The real star here is Lincoln, his mind and his accomplishments, all portrayed in an admirable book that, to my mind, is only a little too enamoured of the romance of mental illness — namely, it is the impetus of creation, it builds character, and so on — and not enough to the detriments. Sometimes illness is a robber; Shenk should say, in a balanced way, as much. This aside, the book is fascinating in what it does do, which is: Lincoln comes alive.
And, as a final comment, without really aspiring to, in explicating how mental illness toughened and enhanced Lincoln's character and experience, this book makes a case for a more forgiving politics in this day and age. Would a man or woman with very public mental illness — and as per Shenk's argument, a possible well of experience — ever be nominated for president of the United States or Prime Minister of Canada?

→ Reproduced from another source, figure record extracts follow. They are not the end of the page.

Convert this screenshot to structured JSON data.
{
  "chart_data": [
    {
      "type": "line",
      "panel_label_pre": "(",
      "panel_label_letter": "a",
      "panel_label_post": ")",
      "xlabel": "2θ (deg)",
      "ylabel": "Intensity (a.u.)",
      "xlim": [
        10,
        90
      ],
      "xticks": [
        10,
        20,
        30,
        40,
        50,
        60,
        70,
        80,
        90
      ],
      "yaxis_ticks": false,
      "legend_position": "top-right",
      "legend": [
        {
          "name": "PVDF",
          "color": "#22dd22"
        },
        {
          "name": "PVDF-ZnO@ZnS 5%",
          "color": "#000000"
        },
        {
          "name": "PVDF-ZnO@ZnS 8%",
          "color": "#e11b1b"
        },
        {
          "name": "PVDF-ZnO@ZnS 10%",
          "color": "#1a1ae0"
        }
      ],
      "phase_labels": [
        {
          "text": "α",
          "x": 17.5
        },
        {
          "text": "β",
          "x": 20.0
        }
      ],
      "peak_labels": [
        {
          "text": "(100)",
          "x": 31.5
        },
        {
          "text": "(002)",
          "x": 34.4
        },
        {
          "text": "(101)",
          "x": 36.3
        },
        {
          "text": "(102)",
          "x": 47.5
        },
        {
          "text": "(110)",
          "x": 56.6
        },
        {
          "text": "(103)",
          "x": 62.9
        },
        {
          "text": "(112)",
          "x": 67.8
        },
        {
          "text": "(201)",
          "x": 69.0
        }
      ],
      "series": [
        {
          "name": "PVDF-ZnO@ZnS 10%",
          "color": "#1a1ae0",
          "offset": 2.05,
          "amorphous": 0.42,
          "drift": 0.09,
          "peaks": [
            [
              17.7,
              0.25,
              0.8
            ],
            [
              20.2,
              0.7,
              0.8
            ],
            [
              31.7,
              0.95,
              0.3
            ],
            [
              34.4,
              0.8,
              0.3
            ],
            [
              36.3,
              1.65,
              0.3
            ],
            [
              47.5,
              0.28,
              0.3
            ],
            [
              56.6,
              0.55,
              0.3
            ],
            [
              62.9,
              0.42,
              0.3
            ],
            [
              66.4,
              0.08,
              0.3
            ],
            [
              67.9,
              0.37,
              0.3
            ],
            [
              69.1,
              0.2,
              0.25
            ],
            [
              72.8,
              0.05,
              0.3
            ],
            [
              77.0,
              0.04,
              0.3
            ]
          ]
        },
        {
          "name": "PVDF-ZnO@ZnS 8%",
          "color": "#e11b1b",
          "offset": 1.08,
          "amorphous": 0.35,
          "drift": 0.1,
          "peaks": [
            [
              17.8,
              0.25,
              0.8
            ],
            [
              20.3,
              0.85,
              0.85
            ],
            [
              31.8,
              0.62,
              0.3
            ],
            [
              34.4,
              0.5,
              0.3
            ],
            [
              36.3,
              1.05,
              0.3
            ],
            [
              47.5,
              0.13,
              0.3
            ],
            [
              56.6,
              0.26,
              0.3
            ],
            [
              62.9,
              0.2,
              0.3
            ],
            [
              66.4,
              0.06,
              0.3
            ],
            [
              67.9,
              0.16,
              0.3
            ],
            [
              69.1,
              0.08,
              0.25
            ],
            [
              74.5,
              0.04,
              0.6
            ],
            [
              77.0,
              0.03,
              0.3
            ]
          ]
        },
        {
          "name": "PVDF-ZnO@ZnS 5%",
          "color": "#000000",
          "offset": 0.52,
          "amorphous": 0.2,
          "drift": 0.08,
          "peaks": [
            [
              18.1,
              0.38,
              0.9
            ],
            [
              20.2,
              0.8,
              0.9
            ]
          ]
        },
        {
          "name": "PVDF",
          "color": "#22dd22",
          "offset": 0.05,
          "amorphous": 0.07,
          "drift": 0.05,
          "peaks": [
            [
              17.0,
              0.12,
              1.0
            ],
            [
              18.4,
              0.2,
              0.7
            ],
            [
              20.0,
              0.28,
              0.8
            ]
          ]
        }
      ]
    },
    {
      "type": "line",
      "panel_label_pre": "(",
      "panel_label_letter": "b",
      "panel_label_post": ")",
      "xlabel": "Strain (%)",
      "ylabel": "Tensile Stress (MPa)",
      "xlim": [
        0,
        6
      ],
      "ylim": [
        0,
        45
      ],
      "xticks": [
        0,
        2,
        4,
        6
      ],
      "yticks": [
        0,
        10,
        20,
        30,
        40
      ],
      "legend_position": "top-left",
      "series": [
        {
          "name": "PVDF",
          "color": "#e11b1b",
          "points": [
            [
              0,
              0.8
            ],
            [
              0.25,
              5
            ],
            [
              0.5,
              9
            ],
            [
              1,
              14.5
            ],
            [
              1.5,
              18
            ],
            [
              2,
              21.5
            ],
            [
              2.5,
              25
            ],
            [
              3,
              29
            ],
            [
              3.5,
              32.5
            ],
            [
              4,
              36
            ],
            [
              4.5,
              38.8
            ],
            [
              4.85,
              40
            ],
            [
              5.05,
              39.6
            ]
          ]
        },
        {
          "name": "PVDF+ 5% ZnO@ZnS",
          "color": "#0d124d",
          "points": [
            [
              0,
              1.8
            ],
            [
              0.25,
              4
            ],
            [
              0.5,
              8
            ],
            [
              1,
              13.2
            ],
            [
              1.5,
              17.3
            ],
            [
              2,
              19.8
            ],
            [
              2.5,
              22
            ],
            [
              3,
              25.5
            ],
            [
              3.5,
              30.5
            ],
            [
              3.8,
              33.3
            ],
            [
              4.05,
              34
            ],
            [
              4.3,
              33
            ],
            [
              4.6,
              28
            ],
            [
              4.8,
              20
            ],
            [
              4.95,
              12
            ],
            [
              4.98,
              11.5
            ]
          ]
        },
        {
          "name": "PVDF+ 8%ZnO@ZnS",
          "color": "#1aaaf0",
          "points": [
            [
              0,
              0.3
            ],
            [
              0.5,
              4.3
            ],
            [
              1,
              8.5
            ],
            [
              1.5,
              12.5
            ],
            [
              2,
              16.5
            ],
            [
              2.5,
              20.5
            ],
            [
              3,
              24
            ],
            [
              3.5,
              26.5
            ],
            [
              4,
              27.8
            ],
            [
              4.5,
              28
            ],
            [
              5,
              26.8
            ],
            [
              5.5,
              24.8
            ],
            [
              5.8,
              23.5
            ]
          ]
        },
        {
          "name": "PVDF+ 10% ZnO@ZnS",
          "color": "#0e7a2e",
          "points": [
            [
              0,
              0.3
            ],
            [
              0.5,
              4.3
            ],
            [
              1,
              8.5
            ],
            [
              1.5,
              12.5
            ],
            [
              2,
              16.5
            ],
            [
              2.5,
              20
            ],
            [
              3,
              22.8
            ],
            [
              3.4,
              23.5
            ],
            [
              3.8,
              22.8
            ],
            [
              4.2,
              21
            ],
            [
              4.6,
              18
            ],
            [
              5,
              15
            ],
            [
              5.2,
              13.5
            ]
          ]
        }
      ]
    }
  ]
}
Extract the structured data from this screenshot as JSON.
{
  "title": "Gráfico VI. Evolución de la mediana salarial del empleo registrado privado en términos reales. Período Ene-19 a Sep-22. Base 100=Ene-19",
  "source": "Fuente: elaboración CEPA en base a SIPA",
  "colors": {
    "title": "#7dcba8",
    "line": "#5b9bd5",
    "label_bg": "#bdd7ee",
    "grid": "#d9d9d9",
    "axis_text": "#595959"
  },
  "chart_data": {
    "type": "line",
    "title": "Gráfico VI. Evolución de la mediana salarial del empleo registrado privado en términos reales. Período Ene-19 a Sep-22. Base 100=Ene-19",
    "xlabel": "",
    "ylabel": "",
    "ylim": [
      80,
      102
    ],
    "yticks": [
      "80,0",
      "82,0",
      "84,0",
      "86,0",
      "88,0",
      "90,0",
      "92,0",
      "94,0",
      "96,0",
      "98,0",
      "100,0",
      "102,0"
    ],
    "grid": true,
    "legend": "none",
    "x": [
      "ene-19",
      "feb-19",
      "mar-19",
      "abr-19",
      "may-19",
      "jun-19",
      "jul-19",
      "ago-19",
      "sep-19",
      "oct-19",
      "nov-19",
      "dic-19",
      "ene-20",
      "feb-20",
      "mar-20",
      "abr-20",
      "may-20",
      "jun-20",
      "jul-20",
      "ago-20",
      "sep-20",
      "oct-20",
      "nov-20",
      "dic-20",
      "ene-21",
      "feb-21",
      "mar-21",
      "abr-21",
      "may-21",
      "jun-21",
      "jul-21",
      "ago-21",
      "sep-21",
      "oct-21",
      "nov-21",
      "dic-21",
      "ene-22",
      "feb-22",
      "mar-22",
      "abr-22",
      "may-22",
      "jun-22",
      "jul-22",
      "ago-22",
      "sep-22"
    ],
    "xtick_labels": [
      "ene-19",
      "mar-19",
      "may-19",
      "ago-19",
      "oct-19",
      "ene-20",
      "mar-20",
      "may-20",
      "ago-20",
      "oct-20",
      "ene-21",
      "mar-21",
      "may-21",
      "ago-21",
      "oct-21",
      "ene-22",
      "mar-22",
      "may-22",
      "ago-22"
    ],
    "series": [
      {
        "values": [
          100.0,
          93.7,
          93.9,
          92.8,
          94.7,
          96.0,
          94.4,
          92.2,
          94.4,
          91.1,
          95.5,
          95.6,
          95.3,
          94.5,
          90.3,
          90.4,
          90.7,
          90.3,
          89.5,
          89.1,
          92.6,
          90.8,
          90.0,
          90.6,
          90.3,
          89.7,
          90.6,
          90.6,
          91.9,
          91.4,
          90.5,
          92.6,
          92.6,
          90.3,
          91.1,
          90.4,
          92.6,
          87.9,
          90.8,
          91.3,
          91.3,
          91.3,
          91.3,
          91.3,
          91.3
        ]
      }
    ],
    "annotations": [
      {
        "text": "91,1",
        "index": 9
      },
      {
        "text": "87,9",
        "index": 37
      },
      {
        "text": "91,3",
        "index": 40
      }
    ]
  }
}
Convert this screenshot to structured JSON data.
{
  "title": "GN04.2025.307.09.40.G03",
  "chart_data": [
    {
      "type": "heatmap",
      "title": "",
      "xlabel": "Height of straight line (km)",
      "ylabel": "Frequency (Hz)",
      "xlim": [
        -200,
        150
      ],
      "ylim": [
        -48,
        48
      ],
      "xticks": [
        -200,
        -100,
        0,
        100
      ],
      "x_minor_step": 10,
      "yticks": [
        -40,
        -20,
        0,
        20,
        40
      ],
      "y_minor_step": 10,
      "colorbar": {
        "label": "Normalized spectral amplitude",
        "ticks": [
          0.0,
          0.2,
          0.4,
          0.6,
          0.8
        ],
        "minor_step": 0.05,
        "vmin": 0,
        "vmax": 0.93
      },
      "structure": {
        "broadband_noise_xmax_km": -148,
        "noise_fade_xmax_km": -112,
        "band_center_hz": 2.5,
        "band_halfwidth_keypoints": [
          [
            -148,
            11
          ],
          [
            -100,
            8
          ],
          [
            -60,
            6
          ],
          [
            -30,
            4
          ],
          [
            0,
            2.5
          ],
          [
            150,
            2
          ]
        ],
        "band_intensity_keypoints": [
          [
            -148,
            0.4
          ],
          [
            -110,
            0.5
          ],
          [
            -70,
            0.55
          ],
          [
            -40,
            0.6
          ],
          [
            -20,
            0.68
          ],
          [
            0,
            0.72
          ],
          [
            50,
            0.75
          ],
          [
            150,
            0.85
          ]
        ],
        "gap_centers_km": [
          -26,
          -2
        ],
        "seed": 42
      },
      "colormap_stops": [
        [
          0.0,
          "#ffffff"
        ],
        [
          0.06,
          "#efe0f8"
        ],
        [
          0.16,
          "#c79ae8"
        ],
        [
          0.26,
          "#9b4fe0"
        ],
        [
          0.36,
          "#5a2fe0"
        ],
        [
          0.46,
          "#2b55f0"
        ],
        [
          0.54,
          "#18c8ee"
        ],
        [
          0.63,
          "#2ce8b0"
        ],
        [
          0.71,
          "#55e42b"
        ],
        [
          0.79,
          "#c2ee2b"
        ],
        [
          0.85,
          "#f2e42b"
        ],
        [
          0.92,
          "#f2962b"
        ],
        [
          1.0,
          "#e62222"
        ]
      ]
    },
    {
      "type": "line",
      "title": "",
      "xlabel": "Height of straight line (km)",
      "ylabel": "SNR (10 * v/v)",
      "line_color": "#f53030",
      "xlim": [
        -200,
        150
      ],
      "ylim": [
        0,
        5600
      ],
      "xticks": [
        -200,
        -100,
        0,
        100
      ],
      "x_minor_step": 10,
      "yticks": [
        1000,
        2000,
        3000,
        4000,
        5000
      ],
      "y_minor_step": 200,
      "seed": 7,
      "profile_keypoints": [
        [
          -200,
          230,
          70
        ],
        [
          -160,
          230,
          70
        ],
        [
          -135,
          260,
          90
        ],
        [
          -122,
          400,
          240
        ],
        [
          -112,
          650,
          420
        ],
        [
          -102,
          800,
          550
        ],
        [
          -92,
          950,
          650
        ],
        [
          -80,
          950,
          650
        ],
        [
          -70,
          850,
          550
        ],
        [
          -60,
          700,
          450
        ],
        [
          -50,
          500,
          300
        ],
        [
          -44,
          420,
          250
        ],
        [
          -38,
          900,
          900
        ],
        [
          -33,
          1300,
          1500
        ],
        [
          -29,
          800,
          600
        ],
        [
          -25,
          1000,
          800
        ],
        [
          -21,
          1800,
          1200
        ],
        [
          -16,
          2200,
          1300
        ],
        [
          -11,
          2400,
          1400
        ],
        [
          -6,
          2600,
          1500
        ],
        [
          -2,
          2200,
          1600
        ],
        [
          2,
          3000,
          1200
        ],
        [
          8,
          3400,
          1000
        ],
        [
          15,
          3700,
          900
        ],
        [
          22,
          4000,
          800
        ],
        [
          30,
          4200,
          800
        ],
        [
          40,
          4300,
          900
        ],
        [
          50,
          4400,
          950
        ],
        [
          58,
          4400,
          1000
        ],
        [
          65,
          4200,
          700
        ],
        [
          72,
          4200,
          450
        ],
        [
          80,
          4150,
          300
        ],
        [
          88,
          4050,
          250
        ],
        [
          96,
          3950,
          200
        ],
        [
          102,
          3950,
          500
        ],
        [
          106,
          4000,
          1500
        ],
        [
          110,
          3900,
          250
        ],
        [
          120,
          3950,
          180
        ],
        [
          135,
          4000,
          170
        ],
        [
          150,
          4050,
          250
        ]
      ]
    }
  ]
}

As Shenk puts it, “…it may be that Lincoln began to express his melancholy at a time when he had especially wide cultural latitude to do so.” Or perhaps this quote puts it better: “The young men of Illinois now chattered about Lincoln, and those who had seen him would always remember the moment. Hardly any of them who left a reminiscence failed to mention his melancholy, and hardly any thought it strange…” Which brings me to a final point, as much as the book is a biography of Lincoln, it is also an explication of his times: Lincoln is put in context, and that is the real job of biography, a biography helped along in terms of interest by its truly fascinating subject, an able biography of complication and, indeed, as the dust jacket prophesies, nuance.